Number 10: Beaker
Beaker was introduced on the second season of “The Muppet Show” as the accident-prone laboratory assistant of Dr. Bunsen Honeydew. With his skinny head, frazzled red hair, bulging eyes and high-pitched voice, Beaker became a favorite among audiences. Beaker often finds himself blown up, electrocuted or suffering some other science-related injury. Beaker is perhaps best known for communicating only in “meep” sounds.
Number 9: Robin the Frog
Adorable Robin the Frog is the young nephew of the ever-popular Kermit the Frog. Robin the Frog was first introduced to the Muppet world in a 1971 Jim Henson special called “The Frog Prince” in which he played Sir Robin the Brave. Robin the Frog has since had roles in many Muppet movies, even portraying Tiny Tim in 1992’s “The Muppet Christmas Carol.”
Number 8: Rizzo the Rat
Rizzo the Rat first appeared on “The Muppet Show” in an episode that starred actor Christopher Reeve.

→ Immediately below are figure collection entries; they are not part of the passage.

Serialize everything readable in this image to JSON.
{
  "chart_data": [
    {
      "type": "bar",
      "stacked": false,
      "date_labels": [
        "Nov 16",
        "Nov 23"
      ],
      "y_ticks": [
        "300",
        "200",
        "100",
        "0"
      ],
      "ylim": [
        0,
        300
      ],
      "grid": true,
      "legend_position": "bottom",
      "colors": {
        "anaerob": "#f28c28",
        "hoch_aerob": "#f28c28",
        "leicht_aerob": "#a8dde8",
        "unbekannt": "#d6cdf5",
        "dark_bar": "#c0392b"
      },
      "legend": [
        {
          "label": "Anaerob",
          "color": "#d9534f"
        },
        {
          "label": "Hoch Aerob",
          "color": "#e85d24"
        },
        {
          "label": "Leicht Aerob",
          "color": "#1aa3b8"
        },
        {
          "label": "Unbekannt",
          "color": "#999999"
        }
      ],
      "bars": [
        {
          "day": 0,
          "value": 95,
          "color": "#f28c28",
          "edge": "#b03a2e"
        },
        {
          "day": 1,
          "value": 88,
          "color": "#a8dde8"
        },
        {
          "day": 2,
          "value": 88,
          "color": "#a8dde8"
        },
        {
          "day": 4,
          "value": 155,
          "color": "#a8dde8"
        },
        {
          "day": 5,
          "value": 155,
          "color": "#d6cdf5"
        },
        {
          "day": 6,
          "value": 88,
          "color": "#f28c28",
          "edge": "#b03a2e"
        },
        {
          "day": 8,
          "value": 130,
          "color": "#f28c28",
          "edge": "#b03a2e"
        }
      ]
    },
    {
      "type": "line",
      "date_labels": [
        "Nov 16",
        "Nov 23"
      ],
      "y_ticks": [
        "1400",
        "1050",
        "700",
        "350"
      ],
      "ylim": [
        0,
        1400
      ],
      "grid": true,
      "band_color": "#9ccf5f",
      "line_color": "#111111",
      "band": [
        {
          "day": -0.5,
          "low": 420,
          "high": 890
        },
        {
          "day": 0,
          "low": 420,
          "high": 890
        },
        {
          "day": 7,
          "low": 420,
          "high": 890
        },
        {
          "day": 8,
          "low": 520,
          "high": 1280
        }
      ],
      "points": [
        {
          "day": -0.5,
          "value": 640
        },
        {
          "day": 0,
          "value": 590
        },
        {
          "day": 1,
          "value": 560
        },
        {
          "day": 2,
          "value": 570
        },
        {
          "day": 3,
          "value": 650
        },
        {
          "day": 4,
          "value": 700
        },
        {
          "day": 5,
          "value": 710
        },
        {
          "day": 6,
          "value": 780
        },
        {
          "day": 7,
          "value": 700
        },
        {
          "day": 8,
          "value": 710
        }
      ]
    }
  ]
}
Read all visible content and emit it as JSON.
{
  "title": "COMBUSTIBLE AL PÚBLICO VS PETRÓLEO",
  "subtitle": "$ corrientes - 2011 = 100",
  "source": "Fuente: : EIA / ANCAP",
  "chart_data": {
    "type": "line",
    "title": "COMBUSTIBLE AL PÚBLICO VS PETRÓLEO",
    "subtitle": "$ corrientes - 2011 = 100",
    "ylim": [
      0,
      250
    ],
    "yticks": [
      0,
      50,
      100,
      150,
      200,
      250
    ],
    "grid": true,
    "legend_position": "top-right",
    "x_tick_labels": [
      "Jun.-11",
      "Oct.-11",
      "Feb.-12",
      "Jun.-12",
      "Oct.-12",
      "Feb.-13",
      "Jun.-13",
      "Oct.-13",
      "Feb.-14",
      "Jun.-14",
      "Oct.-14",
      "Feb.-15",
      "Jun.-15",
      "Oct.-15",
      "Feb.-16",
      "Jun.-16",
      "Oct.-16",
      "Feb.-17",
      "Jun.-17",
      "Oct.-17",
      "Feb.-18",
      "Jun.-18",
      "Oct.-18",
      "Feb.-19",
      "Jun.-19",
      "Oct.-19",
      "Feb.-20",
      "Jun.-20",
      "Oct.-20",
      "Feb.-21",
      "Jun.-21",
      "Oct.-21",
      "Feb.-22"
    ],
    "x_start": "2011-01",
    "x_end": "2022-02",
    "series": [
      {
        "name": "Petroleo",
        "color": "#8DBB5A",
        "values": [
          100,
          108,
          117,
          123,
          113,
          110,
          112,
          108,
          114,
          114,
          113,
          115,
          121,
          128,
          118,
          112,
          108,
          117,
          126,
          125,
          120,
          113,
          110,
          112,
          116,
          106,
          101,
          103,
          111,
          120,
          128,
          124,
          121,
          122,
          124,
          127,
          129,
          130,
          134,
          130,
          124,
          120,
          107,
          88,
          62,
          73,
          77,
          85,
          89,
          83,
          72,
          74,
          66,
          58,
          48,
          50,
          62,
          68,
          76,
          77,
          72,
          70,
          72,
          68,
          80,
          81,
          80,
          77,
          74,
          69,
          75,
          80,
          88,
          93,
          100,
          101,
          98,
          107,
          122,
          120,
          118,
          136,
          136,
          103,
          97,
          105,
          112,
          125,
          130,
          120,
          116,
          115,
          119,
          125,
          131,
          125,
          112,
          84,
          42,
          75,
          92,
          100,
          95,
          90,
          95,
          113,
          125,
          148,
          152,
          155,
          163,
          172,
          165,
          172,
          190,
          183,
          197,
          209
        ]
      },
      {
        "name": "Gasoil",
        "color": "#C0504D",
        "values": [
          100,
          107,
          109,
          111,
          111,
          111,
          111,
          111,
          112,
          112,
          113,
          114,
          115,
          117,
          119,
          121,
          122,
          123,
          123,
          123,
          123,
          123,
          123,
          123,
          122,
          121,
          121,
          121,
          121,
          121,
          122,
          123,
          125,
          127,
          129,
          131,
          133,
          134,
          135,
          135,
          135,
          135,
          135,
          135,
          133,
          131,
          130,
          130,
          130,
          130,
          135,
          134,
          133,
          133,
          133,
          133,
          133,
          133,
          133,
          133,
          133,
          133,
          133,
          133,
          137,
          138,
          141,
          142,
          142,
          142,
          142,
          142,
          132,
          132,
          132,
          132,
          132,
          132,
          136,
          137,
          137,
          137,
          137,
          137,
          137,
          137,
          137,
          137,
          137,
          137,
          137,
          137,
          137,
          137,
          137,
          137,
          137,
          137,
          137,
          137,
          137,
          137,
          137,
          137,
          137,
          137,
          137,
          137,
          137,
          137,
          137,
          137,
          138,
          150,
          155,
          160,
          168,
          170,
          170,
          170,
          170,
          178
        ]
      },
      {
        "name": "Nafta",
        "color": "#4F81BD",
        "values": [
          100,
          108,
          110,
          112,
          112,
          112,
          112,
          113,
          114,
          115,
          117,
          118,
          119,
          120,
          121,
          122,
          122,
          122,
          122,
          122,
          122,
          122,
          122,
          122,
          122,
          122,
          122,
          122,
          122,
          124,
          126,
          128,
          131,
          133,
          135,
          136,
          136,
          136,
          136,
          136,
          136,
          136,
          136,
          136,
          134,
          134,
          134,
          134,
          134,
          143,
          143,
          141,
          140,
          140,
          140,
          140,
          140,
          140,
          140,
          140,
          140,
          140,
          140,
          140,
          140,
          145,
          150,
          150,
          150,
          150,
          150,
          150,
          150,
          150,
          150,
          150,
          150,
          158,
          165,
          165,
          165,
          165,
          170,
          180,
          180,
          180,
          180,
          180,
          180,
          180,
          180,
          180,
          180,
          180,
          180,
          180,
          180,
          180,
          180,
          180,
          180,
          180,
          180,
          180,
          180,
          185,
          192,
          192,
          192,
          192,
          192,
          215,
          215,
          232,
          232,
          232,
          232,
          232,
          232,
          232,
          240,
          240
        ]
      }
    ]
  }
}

The scene-stealing varmint was among a group of rats that followed Reeve around backstage. With his New Jersey accent and street smart attitude, this wise-cracking rat received his name from a character in the movie “Midnight Cowboy.” Rizzo the Rat went on to appear in many Muppet movies, often teaming up with Muppet favorite Gonzo.
Number 7: Statler and Waldorf
Statler and Waldorf are the two grumpy old men often seen heckling the Muppets from balcony seats. The pair had a role in almost every episode of “The Muppet Show,” usually appearing at the beginning or end of the show. The two are named for popular New York City hotels, The Waldorf-Astoria and The Statler Hilton, and in one episode, Waldorf’s wife, Astoria, is introduced.
Number 6: Rowlf the Dog
Laid back Muppet Rowlf the Dog is a scruffy brown canine with large, floppy ears and a love for classical music. Often seen playing the piano, Rowlf is one of the Muppet’s supporting cast members . He was first introduced in 1962 in Purina Dog Chow commercials, and he later appeared on “The Jimmy Dean Show” as Jimmy’s sidekick for three years before joining “The Muppet Show” in 1976 as a recurring cast member.
Number 5: Fozzie Bear
The jokester of the group, Fozzie Bear is a silly, fuzzy bear that is typically shown wearing a small brown hat and necktie with red and white polka dots. Fozzie is a stand-up comedian that often finds himself being ridiculed by Statler and Waldorf, and he is perhaps best known for his catchphrase “Wocka, Wocka, Wocka!”
Number 4: Animal
Animal is undoubtedly the most memorable member of Dr. Teeth and The Electric Mayhem, a fictional band that often performed on “The Muppet Show.” As the band’s drummer, Animal is crazy and almost caveman-like. Animal first appeared on the pilot of “The Muppet Show” and has been in all the Muppet movies. Animal was the only band member to appear regularly in episodes of “Muppet Babies” and was voiced by Howie Mandel and Dave Coulier.
Number 3: The Great Gonzo
The Great Gonzo first appeared in 1970’s “The Great Santa Claus Switch,” a Muppet Christmas special. For some time, it was unknown what Gonzo was, but in 1999’s “Muppets from Space,” he is revealed to be a space alien from another planet. With his blue fur and long, hooked nose, Gonzo is the daredevil of the group, often performing wild stunts.
Number 2: Kermit the Frog
Perhaps the most readily recognized Muppet, Kermit the Frog was first introduced in 1955 and is often the main character in most of the franchise’s shows and movies. Kermit is the only Muppet to appear as a main character on both “The Muppet Show” and “Sesame Street” and was performed by Jim Henson until his death in 1990.
Number 1: Miss Piggy
The most notable female Muppet, Miss Piggy was introduced to “The Muppet Show” as a minor character, but soon became a main character. Kermit is often the unwitting object of Miss Piggy’s affection, and the overbearing bovine is sure she is destined for stardom. Miss Piggy has made many cameo appearances over the years, appearing on “The Tonight Show with Jay Leno,” “The X Factor,” and even “Saturday Night Live.”
The Muppets are a colorful group of lovable puppets with personalities all their own. While “The Muppet Show” only ran from 1976 through 1981, these larger-than-life characters have continued to crank out movie hits to the delight of new generations.